Senate Finance Includes Ag Tax Extensions

Tax extenders

ag tax breakLast week brought good news for renewing tax breaks that are significant for agriculture. The Senate Finance Committee has now included those in a package of tax extenders. Senate Finance Chair Ron Wyden agreed to revive several key ag-related tax breaks that expired last year, and American Farm Bureau Tax Adviser Pat Wolff says one of those is big for agriculture.

“The big news for farmers and ranchers is that section 179 small business extending is continued for two years at the level it was last year, which is $500,000 maximum deduction.”

Small business expensing allows tax write-offs in the same year as purchases. The 500,000-dollar deduction fell to 25,000 at the end of last year, much less than a single piece of farm equipment. Another big break was for biofuels.

“And this means it would be continued for two years or all the biodiesel and cellulosic biodiesel tax credits.”

The dollar per gallon biodiesel credit expired at the end of 2012. Wyden also agreed after some committee jostling to add back to his proposal the wind electricity tax credit. Both were important to Iowa Senator Chuck Grassley.

“Due to both economic and security reasons I am pleased that the chairman included the biodiesel credit in his original mark and has accepted my amendment to extend the wind production tax credit to a modified mark.”
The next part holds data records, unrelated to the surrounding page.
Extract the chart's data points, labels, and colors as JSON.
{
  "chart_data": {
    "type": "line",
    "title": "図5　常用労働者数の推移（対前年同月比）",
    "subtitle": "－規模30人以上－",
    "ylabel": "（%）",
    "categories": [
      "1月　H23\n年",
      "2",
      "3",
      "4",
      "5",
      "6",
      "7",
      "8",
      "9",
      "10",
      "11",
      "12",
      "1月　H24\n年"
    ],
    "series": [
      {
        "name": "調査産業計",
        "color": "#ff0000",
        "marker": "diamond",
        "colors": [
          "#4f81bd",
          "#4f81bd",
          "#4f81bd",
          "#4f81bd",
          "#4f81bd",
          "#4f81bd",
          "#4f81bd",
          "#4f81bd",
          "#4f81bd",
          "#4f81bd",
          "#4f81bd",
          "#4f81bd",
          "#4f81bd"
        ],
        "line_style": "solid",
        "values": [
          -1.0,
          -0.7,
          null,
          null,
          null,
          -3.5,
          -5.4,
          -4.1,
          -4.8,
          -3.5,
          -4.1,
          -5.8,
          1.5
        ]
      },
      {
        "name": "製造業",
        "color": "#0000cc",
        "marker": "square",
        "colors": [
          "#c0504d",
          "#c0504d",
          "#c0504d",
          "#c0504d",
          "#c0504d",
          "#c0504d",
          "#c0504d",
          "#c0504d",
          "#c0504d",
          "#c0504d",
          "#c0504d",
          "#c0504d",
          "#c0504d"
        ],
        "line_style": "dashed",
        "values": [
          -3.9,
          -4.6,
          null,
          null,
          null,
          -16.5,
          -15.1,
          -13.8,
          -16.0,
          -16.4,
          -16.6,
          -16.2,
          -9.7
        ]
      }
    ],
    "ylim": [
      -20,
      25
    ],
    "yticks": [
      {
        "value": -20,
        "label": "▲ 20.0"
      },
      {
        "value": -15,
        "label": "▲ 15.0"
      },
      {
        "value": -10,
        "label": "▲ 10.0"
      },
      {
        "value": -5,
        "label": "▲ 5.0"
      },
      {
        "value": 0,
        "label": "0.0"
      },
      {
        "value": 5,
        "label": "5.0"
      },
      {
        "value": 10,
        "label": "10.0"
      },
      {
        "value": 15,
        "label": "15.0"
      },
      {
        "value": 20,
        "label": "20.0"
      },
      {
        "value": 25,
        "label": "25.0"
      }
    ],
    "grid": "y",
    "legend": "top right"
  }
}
The bill also renews a deduction for donating conservation easements. Chairman Wyden included non-binding sense of the committee language that this would be the last tax extender bill before comprehensive reform, an apparent olive branch to retiring House Tax Chair Dave Camp, and a nod to Wyden’s predecessor Max Baucus. Both pushed hard for sweeping tax reform and Camp has now opened the door to permanently extending some tax breaks.